Creativity as a State (Neuro-cognitive Dynamics)

No ability is more valued in the modern innovation-fueled economy than thinking creatively on demand, and the ability to consciously engage a heightened state of creative thinking (i.e., to try and succeed at thinking more creatively) is important for education and a rich mental life. While brain-based creativity research has focused on static individual differences in trait creativity, little is known about how changes in brain function support a state of heightened creative thinking when creativity is required. In addition, it is largely unknown whether a person can consciously engage and disengage a heightened creative state dynamically across short durations of time. This is particularly surprising because mechanisms that make creativity dynamic within an individual are likely to be critical for enabling current efforts in science, education, and industry to improve creative thinking and augment creative output.  

An area of focus for our research is creative relational reasoning, using semantic distance to enable a quantitative approach to measuring creative performance in reasoning. Our work on creative solution generation via relational reasoning demonstrated that frontopolar activity increases to support increasing semantic distance when participants generate solutions to creative reasoning problems (Green, Kraemer et al., 2012). In a separate set of studies, we are investigating the ability of individuals to augment their creative thinking on demand (i.e., state creativity augmentation). We found the somewhat surprising result that simply instructing participants to “think creatively” during analogical reasoning resulted in more creative analogies as measured by semantic distance, without negatively impacting accuracy (Green, Cohen et al., 2012; Weinberger et al., 2016). To identify the neural basis of augmented state creativity, we have developed a “thin slices of creativity” paradigm that is suitable for the fMRI environment, and have extensively validated this measure of creativity in relation to standard creativity measures (Prabhakaran et al., 2013). 

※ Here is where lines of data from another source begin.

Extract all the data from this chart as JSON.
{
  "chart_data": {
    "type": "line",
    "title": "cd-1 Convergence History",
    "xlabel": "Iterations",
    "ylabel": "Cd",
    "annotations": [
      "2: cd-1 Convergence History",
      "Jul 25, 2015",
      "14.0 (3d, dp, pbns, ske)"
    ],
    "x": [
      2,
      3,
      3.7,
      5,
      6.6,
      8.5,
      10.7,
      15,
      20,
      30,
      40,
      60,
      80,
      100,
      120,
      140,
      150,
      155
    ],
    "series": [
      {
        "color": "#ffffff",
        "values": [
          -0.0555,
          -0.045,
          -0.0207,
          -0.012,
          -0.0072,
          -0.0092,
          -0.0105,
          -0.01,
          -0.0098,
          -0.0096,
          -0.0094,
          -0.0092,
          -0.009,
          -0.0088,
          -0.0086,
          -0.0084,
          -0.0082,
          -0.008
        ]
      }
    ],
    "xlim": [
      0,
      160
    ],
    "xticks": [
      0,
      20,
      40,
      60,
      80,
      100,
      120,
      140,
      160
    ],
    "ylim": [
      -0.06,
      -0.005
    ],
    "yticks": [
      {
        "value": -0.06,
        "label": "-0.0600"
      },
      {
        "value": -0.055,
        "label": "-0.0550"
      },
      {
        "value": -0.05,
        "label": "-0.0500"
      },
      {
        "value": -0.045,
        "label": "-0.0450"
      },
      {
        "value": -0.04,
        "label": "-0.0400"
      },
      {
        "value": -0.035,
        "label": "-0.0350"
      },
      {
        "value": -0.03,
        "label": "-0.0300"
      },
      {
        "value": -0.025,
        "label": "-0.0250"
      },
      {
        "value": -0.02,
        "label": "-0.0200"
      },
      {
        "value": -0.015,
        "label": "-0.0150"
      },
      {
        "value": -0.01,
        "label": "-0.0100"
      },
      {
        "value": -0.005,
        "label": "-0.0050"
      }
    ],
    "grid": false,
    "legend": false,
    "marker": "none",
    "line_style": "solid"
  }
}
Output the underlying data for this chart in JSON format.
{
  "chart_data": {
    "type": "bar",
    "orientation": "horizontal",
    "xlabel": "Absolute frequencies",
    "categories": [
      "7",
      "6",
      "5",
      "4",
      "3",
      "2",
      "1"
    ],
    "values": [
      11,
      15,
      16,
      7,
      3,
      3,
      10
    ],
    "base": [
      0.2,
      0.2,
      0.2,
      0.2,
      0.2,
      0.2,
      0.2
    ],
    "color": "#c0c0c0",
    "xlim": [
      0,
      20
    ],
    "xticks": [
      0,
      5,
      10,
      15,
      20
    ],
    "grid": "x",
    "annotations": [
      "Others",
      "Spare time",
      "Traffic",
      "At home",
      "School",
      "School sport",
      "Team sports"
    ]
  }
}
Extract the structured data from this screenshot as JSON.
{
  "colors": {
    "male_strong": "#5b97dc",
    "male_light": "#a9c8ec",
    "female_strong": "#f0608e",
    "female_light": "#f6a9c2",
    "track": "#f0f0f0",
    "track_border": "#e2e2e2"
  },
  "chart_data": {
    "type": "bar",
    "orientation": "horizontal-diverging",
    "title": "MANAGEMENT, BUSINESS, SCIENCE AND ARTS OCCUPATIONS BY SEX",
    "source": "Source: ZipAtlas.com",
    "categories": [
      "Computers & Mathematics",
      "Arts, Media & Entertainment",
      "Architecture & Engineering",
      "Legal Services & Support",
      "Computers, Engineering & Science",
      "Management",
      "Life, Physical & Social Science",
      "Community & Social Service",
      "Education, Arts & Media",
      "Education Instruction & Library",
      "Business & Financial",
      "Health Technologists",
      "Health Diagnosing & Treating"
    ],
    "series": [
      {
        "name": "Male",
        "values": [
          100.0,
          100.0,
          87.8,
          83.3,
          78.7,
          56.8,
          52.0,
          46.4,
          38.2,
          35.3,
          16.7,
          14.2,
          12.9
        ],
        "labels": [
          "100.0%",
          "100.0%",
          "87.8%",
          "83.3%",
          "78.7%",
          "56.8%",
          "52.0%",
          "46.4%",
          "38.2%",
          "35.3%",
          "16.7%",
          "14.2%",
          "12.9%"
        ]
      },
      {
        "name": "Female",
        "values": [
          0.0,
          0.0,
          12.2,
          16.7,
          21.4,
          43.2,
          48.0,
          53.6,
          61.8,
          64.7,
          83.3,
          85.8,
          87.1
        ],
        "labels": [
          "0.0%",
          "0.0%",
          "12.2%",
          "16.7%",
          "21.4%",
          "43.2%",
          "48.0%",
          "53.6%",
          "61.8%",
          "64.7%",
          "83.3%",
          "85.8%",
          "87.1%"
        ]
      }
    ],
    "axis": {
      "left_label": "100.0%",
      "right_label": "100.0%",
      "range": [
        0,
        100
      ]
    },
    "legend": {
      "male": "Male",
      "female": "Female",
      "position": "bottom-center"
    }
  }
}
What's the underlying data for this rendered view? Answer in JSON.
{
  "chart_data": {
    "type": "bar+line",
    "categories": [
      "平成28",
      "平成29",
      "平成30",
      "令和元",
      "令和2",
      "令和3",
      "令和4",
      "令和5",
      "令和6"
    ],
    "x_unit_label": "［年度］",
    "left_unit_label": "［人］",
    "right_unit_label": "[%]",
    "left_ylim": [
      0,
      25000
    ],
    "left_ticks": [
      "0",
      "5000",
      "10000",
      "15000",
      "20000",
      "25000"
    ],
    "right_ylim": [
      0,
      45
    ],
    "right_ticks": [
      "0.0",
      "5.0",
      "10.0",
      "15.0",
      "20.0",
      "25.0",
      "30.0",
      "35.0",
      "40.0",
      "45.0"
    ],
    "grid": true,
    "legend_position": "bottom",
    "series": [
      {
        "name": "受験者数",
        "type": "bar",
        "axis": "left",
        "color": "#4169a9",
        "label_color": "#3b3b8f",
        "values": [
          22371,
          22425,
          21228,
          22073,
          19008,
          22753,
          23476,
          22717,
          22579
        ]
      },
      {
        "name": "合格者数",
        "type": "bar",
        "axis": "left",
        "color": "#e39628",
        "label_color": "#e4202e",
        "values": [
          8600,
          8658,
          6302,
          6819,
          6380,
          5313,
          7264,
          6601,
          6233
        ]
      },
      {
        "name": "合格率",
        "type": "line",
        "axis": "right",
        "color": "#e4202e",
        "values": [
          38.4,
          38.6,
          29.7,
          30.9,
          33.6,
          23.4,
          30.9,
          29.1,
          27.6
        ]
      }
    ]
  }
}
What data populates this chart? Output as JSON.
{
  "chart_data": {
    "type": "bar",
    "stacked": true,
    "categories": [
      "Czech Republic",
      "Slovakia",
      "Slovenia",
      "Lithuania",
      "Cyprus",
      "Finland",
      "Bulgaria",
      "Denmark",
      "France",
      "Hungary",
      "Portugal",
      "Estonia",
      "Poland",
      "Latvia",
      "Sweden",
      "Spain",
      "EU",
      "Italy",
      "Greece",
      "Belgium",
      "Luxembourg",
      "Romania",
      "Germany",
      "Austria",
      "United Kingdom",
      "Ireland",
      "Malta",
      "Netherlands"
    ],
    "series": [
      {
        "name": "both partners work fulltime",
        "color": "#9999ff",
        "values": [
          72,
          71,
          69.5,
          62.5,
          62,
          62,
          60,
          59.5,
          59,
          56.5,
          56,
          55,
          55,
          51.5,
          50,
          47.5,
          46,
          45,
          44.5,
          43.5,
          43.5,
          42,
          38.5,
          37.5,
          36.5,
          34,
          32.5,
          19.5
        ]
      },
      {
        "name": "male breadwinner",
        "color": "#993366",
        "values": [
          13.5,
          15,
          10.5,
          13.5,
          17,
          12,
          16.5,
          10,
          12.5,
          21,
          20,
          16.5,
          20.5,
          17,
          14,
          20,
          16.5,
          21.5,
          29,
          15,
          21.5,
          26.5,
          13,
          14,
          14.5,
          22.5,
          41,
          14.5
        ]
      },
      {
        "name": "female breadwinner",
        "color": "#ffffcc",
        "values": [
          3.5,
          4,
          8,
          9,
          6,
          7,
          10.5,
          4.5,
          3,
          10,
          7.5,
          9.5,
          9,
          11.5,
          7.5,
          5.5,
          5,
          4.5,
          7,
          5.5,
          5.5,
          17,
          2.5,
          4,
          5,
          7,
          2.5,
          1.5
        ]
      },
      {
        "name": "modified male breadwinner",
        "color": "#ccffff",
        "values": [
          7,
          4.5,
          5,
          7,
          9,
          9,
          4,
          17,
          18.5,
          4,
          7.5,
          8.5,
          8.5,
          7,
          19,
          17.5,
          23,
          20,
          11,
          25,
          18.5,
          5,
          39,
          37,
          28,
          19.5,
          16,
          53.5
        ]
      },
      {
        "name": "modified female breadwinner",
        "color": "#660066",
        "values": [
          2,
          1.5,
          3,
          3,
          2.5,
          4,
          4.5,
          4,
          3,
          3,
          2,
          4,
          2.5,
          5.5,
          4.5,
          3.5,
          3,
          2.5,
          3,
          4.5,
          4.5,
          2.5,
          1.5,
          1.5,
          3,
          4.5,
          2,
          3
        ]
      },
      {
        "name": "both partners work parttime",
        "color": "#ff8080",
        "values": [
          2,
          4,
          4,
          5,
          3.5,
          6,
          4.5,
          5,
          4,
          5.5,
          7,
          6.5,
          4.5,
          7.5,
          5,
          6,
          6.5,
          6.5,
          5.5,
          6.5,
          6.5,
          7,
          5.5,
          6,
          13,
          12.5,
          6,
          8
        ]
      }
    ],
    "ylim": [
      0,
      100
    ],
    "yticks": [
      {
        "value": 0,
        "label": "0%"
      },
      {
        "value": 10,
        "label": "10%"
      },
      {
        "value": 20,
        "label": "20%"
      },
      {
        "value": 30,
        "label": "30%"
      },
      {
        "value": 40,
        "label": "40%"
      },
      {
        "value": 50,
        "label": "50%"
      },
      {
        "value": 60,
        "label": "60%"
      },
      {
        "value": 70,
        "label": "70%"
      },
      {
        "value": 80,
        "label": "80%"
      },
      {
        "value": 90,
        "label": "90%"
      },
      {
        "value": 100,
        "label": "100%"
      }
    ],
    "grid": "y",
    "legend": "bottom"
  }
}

Extending this work to identify underlying neural dynamics, we found that the phenomenon of temporarily heightened state creativity is strongly related to short-duration increases in frontopolar cortex activity, and alterations in this brain region’s connectivity with other prefrontal brain regions (Green et al., 2015). Notably, we found that differences between people in the amount they increased frontopolar activity predicted differences in the amount they increased their creative performance.